Tam bu sebeple Nureddin Nebati’nin de güven vermek istediği kişiler yatırımcılar, patronlar. Onlara “Enflasyonla ilgili bir sıkıntımız var hiç merak etmeyin aşıyoruz, aşacağız. Bu gurur tablosu hepimizin, AK Parti'nin, Türkiye'nin." derken, vatandaşlara “Türk Lirası en zayıf durumda, vatandaş rahat olsun” diyor. AKP’nin gurur tablosuna bakın: Öyle bir durumdayız ki, rahat olacağımız tek konu durumun daha da kötüleşmeyecek olması.
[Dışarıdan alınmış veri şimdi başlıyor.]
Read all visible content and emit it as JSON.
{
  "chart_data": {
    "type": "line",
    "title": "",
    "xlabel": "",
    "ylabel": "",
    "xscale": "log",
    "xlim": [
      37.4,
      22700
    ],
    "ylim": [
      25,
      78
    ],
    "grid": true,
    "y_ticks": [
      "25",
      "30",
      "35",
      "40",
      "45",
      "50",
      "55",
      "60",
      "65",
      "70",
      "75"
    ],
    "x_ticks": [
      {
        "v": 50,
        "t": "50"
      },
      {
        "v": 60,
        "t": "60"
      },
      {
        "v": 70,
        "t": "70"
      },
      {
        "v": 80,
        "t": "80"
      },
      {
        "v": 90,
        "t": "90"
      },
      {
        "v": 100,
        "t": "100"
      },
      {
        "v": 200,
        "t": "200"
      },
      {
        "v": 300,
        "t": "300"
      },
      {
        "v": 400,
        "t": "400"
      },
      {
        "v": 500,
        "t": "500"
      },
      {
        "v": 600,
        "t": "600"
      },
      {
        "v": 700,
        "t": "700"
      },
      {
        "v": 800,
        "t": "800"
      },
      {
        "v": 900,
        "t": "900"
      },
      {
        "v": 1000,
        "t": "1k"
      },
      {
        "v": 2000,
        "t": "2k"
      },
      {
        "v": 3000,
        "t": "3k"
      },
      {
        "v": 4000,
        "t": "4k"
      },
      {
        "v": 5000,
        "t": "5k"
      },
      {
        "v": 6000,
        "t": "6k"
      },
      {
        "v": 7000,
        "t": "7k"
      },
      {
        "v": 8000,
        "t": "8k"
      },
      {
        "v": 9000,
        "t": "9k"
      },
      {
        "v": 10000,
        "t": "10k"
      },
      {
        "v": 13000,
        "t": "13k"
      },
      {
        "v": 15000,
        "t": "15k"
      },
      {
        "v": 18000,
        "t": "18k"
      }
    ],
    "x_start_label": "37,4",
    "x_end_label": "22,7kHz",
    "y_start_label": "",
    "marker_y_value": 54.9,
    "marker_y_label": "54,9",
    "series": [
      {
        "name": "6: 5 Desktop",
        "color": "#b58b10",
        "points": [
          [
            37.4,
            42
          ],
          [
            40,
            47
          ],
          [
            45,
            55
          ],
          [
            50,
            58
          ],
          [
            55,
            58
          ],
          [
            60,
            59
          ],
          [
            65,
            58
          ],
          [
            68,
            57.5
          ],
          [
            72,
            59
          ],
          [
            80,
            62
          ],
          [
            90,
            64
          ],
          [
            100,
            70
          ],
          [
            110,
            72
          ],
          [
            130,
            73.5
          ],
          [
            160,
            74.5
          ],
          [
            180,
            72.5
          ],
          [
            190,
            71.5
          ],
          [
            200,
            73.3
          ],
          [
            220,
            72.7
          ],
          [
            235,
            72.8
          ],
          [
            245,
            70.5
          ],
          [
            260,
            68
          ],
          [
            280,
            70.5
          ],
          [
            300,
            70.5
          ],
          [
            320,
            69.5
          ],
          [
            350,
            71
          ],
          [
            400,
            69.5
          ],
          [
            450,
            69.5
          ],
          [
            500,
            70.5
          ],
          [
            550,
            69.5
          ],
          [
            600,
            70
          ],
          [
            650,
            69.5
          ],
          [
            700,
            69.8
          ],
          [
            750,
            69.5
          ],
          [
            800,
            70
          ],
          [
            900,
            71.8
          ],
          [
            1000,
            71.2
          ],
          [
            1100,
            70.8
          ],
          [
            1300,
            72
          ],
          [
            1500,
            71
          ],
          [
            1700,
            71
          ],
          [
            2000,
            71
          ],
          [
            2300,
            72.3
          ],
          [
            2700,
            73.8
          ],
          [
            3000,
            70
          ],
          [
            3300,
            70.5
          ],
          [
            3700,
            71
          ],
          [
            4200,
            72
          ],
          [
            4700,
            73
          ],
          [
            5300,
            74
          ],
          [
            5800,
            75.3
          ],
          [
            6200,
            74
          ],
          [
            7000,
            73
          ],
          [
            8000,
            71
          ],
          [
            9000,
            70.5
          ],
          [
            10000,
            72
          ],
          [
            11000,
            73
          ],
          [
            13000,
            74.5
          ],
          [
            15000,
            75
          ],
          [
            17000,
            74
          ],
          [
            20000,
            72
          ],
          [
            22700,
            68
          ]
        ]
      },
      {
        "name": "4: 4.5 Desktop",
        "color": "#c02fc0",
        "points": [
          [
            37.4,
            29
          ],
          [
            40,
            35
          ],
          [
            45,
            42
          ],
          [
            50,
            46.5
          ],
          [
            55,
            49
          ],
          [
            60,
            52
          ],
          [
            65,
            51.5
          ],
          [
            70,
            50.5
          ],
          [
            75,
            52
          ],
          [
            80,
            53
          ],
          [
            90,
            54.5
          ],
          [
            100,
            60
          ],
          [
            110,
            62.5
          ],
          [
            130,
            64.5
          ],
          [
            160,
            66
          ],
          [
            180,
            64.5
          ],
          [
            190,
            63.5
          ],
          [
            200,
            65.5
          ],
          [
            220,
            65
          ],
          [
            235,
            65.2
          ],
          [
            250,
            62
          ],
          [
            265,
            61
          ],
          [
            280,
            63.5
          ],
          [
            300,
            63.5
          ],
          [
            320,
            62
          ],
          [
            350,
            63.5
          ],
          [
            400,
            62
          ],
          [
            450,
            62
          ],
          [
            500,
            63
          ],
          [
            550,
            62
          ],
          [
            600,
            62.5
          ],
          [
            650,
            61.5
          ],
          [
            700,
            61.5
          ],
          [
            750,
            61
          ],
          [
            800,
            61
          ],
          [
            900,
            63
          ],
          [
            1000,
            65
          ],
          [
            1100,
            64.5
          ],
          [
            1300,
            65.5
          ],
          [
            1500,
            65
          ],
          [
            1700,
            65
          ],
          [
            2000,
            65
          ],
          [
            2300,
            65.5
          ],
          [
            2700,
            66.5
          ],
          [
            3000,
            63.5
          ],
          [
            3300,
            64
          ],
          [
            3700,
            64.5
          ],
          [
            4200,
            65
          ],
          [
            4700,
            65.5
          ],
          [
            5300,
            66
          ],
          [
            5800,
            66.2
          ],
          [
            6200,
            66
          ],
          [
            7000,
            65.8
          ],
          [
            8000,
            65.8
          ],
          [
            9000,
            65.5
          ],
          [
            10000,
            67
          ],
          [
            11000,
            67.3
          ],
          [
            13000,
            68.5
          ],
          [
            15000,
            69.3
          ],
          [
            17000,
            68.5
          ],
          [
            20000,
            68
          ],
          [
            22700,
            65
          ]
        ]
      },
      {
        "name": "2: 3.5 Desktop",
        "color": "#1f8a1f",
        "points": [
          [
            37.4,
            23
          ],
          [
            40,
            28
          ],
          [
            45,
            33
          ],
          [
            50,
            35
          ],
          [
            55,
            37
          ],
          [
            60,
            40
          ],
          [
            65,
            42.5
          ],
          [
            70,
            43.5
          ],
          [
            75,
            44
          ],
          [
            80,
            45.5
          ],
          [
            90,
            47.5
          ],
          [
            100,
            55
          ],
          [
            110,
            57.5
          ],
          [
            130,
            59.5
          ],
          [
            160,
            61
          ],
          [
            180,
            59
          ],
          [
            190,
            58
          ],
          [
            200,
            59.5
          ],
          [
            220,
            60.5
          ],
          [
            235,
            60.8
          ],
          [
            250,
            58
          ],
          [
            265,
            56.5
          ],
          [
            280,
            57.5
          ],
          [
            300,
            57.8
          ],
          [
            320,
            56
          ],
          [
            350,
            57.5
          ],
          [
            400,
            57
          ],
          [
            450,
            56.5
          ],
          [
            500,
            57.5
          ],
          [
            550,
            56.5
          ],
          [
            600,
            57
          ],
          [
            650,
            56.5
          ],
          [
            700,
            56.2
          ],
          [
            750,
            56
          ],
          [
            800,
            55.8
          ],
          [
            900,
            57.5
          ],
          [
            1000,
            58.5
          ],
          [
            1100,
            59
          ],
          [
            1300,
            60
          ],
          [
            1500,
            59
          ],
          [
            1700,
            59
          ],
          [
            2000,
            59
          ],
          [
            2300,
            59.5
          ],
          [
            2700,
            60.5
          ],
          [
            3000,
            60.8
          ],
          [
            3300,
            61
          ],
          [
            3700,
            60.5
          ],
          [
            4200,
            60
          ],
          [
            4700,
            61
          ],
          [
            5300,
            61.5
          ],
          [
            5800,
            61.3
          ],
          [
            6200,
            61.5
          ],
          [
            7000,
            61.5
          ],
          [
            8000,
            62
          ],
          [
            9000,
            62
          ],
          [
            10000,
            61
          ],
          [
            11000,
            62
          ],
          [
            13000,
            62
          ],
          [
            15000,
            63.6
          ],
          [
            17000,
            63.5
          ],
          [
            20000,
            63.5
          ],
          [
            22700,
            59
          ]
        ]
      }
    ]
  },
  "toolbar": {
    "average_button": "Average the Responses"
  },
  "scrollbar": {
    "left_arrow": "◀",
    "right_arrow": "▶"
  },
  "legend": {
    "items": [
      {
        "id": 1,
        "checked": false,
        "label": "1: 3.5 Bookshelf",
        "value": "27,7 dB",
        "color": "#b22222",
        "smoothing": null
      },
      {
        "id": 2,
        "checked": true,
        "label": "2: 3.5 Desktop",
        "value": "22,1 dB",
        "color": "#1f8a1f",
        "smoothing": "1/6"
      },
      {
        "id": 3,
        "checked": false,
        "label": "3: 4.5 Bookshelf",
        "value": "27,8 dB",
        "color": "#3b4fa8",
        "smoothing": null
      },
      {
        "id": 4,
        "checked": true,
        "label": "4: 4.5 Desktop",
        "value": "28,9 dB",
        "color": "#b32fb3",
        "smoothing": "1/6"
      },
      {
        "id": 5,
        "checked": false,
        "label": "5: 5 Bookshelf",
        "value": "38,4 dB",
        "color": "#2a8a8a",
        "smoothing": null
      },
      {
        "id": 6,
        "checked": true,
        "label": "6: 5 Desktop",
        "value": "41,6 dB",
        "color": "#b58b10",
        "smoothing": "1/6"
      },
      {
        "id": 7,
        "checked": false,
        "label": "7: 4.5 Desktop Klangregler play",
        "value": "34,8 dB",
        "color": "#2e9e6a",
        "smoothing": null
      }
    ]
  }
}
Nebati’nin de açıklamalarında dediği gibi bu tablo kendisinin değil, hepsinin eseri. Bu gurur tablosu kapitalist düzenin eseri. Bu henüz gelinebilecek en dip nokta bile değil. Daha yeni bir dünya savaşı çıkaran bu düzen devam ettiği sürece emekçi halklar yoksullukla, işsizlikle sınanmaya devam edecek. Liranın değerinde de, patronların egemen olduğu dünyada da daha görülecek çok dip var. Geçen yaz orman yangınları çıktığında “bu başımıza gelmiş en kötü şey, içimiz rahat olsun” diyebildik mi? Daha kötü günlerin kapıda olduğunu biliyoruz. Bunlar ne ki; kapitalizm insanları koskoca dünyada su bulamayacak hale getirecek. Bunlar ne ki; kapitalizm iklim kriziyle dünyanın sonunu bile getirecek. Evet hepsi bir avuç zenginin eseri. Böyle devam ettiği sürece hep daha kötü günler gelecek. Şairin dediği gibi “Bu düzen size insanlığınızı unutturacak.”
Bu ne “Nureddin Nebati” sorunudur ne de geçmiş ve gelecek bakanların sorunudur. Bakanlar bu düzenin en son halkasından biridir. Ne söyleseler gülünç ve mantıksız olmaya devam edecek çünkü bulundukları, sürdürdükleri düzen mantıksızlıktan ibaret. Bulundukları düzen bir gelecek vadetmiyor, adım adım bir sonu getiriyor. Emekçi halkın konuşması gereken gelecek yeni bakanın kim olacağı değil, bu bataktan kendini nasıl kurtaracağıdır. Gurur tablosu olarak bir krizi sunanların düzenine ancak emekçilerin kendi mücadelesi son verecek.